Many scenes take place in the dance studio during gruelling hours of classes
and rehearsals, but the final performance of the film is a stunning scene, when
Amanda Schull dances ballet ‘for the people’ to a list of popular music
including Michael Jackson’s ‘The Way You Make Me Feel,’ making many girls wish
that they’d never put down their pointe shoes.

What is a boy from Chicago to do when he moves to a small town where dancing is
strictly forbidden? The 1984 film starring Kevin Bacon is the tale of how one
boy turned this small religious town on its head. It takes a lot of persuasion,
but the main character eventually convinces the town’s adults that singing and
dancing are not evil activities, and everyone is rewarded with a high school
prom! The high-energy final scene reveals that these kids had the moves all
along, even if they weren’t using them.

Mad Hot
: This
award-winning documentary is a moving story about a ballroom dance competition
with the unlikeliest of participants. Fifth graders from various neighbourhoods
in New York City are filmed as they set out to learn, train and compete in
swing, meringue, foxtrot and tango. The students find that they learn more than
just a few dance moves as the program gives them confidence, discipline and the
will to succeed. Before our eyes we see
lives transformed along with some incredible dance moves.

Shall We Dance?:
This remake of a Japanese film proves that old dogs can learn new tricks. John
Clark (Richard Gere) is on his daily commute home from his boring job as a
lawyer when Paulina’s (Jennifer Lopez) gaze catches his eye through a dance
studio window. Although he makes a fool
of himself in the beginning, Clark soon discovers that it’s never too late to
discover a new passion. Although he hides it from his wife (Susan Sarandon) at
first, his dancing eventually brings them closer than ever.

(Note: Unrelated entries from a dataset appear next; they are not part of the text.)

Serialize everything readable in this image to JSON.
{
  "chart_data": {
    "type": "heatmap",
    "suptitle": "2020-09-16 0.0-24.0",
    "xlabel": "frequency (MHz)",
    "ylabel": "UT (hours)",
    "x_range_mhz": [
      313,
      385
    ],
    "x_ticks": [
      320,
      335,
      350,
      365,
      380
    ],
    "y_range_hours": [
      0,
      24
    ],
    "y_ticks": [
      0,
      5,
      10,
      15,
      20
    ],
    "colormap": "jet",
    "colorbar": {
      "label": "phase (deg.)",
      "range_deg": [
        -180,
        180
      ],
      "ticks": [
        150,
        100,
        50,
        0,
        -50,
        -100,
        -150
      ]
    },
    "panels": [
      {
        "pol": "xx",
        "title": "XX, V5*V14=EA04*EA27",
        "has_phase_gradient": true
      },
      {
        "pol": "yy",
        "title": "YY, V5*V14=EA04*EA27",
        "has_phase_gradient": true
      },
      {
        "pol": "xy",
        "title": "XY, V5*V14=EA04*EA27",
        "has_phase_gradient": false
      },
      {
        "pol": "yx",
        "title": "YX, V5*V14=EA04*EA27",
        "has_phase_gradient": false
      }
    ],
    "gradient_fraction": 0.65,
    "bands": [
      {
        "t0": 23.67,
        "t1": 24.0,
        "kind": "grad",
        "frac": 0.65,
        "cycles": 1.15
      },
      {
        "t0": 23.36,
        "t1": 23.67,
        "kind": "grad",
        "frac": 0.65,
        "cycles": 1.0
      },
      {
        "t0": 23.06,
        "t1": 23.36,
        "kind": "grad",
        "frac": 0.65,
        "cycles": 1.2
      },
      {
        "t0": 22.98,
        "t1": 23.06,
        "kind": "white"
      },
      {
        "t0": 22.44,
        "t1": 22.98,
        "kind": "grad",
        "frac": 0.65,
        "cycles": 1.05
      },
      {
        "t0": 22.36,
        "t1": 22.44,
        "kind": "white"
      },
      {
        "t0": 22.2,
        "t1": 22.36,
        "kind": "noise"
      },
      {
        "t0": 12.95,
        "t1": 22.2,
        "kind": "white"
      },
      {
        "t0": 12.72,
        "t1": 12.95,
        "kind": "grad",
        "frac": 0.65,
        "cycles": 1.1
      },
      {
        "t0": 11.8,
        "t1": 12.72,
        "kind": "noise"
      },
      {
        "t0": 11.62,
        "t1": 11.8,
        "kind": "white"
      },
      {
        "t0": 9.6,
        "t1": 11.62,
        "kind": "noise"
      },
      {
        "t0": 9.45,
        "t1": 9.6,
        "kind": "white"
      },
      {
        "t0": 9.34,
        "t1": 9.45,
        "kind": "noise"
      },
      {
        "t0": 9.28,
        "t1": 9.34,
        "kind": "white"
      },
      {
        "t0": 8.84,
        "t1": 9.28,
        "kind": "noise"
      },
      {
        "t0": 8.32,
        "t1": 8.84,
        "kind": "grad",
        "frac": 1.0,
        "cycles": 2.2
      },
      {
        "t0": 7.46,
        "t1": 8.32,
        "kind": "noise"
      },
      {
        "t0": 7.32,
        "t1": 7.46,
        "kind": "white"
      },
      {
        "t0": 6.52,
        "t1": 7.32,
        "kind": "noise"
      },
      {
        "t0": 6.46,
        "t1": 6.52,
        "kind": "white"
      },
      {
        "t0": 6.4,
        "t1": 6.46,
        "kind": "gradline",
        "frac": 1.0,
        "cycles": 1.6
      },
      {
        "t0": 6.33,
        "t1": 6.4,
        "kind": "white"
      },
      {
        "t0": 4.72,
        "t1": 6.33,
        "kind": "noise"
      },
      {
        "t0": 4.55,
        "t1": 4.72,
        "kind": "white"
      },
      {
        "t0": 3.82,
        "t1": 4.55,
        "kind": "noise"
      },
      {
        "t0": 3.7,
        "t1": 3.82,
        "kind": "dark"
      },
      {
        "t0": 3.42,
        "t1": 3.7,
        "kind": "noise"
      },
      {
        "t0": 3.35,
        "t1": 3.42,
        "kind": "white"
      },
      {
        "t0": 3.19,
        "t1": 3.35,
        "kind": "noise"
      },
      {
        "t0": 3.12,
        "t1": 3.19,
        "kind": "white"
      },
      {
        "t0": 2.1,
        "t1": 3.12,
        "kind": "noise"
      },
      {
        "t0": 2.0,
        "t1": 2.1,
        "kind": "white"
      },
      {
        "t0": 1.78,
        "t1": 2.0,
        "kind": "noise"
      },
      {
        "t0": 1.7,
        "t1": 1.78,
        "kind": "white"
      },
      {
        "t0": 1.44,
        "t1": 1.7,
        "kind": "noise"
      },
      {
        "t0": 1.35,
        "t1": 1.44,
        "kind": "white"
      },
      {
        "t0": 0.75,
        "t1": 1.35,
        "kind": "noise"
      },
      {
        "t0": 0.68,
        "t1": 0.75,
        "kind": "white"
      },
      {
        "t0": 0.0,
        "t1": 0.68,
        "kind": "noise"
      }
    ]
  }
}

Dirty Dancing: There may not be a steamier dance flick than Dirty Dancing.  When Baby (Jennifer Grey) carries the
infamous watermelon to the staff dance party at the Kellerman’s summer resort
and sees the cool kids dancing when no one is looking, she falls hard for the
smooth moves of dance instructor Johnny (Patrick Swayze.) The unlikely duo
dance their way through the summer and straight into love. While the final
scene in the film has certainly become iconic, there are too many other
wonderful dance scenes in this film to count.